Deer Tick
Mayonnaise
[
Partisan 2019]

deertickmusic.com

File Under: americana soundtrack

di Fabio Cerbone
(08/02/2019)

Più che una Mayonnaise, come ci informano i Deer Tick dal titolo, questa è un’insalata russa, abbondante e pasticciata a dovere, che poco aggiunge alla storia della band guidata dall’ugola scartavetrata di John McCauley. L’intenzione è chiara: una sorta di omaggio rivolto soprattuto agli estimatori del gruppo e a chi era rimasto favorevolmente colpito dalla recente pubblicazione dei due volumi omonimi, anime contrapposte e intercambiabili della loro musica: da una parte il volto rootsy e folkeggiante, dall’altra il suono rauco ed elettrico figlio del punk rock. Non avendo speso parole di entusiaso per quel lavoro, bene accolto invece dalla stampa inglese (Uncut e Mojo a guidare il drappello), è difficile che troveremo tesori nascosti anche in questo Mayonnaise, il quale, come anticipato, mischia il mazzo delle carte e offre un piatto di inediti, presunte tracce alternative e cover selezionate, che sembrano ammiccare soprattutto allo zoccolo duro dei fan e a tutti coloro che hanno seguito il gruppo del Rhode Island durante il fortunato tour inglese di questi mesi.

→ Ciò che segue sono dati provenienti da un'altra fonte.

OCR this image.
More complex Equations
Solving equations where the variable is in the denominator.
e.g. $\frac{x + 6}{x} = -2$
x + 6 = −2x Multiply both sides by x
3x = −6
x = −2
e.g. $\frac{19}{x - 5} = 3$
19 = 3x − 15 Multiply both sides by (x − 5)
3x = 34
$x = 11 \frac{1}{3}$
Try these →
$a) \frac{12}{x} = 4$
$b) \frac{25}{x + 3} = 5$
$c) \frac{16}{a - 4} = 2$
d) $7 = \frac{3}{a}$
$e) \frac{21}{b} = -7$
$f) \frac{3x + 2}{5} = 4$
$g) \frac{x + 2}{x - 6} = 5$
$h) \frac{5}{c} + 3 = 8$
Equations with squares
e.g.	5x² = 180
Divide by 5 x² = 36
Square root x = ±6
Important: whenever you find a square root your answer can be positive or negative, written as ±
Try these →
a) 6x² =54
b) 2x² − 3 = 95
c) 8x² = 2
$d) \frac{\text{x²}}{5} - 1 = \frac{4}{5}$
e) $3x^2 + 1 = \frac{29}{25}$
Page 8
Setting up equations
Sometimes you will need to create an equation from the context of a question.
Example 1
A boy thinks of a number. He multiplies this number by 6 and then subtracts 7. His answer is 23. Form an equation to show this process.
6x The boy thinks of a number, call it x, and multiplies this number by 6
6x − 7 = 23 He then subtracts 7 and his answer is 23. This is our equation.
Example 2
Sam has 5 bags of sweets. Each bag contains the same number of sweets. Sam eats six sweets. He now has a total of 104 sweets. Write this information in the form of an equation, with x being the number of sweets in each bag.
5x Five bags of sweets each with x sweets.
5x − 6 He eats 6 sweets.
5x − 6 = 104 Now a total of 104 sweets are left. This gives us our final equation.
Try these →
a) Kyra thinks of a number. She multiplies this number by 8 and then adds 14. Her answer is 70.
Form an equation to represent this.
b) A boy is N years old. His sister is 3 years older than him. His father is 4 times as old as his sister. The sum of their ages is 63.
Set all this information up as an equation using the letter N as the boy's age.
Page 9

Da lì giungono infatti alcune scelte curiose, attingendo dal repertorio altrui con vivacità e gusto (questo non è mai stato in discussione per i Deer Tick): sono presenti all’appello i Pogues di White City (tratta dal loro quarto disco di studio, Peace and Love), il George Harrison di Run of the Mill (dal classico All Things Must Pass), una riuscita versione in puro stile alterntive country di Pale Blue Eyes dei Velvet Underground, e infine una chicca da intenditori quale Too Sensitive for This World di Ben Vaughn, ripescata dal gioiellino Dressed in Black del 1990. L’estrema disponibilità dell’appassionato sarebbe pronta a perdonare tutto, dopo una sfilza di simili scelte musicali, ma il mix con il resto del materiale e l’attitudine generale di Mayonnaise non è esattamente un miracolo, né tanto meno una rivelazione, e noi siamo ancora qui, a dieci anni da quel manifesto che fu Born on a Flag Day, ad aspettare che John McCauley e compagni ci sorprendano come agli esordi, invece di scivolare da grandi promesse a semplici gregari.

Dopo qualche occasione sprecata, molti vorrei ma non posso e radi sprazzi di eccitazione elettrica, sarà difficile che Mayonnaise possa sobbarcarsi il ruolo di trascinante svolta. Tanto più che ciò che resta della sua scaletta è riempito da presunte alternative takes (e non sempre indispensabili) di Limp Right Back, End of the World e Doomed From the Start, episodi pescati dal passato prossimo della loro produzione, e da qualche inedito che ondeggia ancora fra l’anima rock grezza di Spirals, la svogliatezza punk roots di Hey! Yeah! e l’agrodolce malinconia country di Strange Awful Feeling, quest’ultima forse l’episodio migliore. Tre dischi nell’arco di un anno e mezzo, due in contemporanea e una sorta di appendice oggi con Mayonnaise, sono troppi per chiunque, figuriamoci per una rock’n’roll band che sembra già avere speso tutte le sue armi segrete.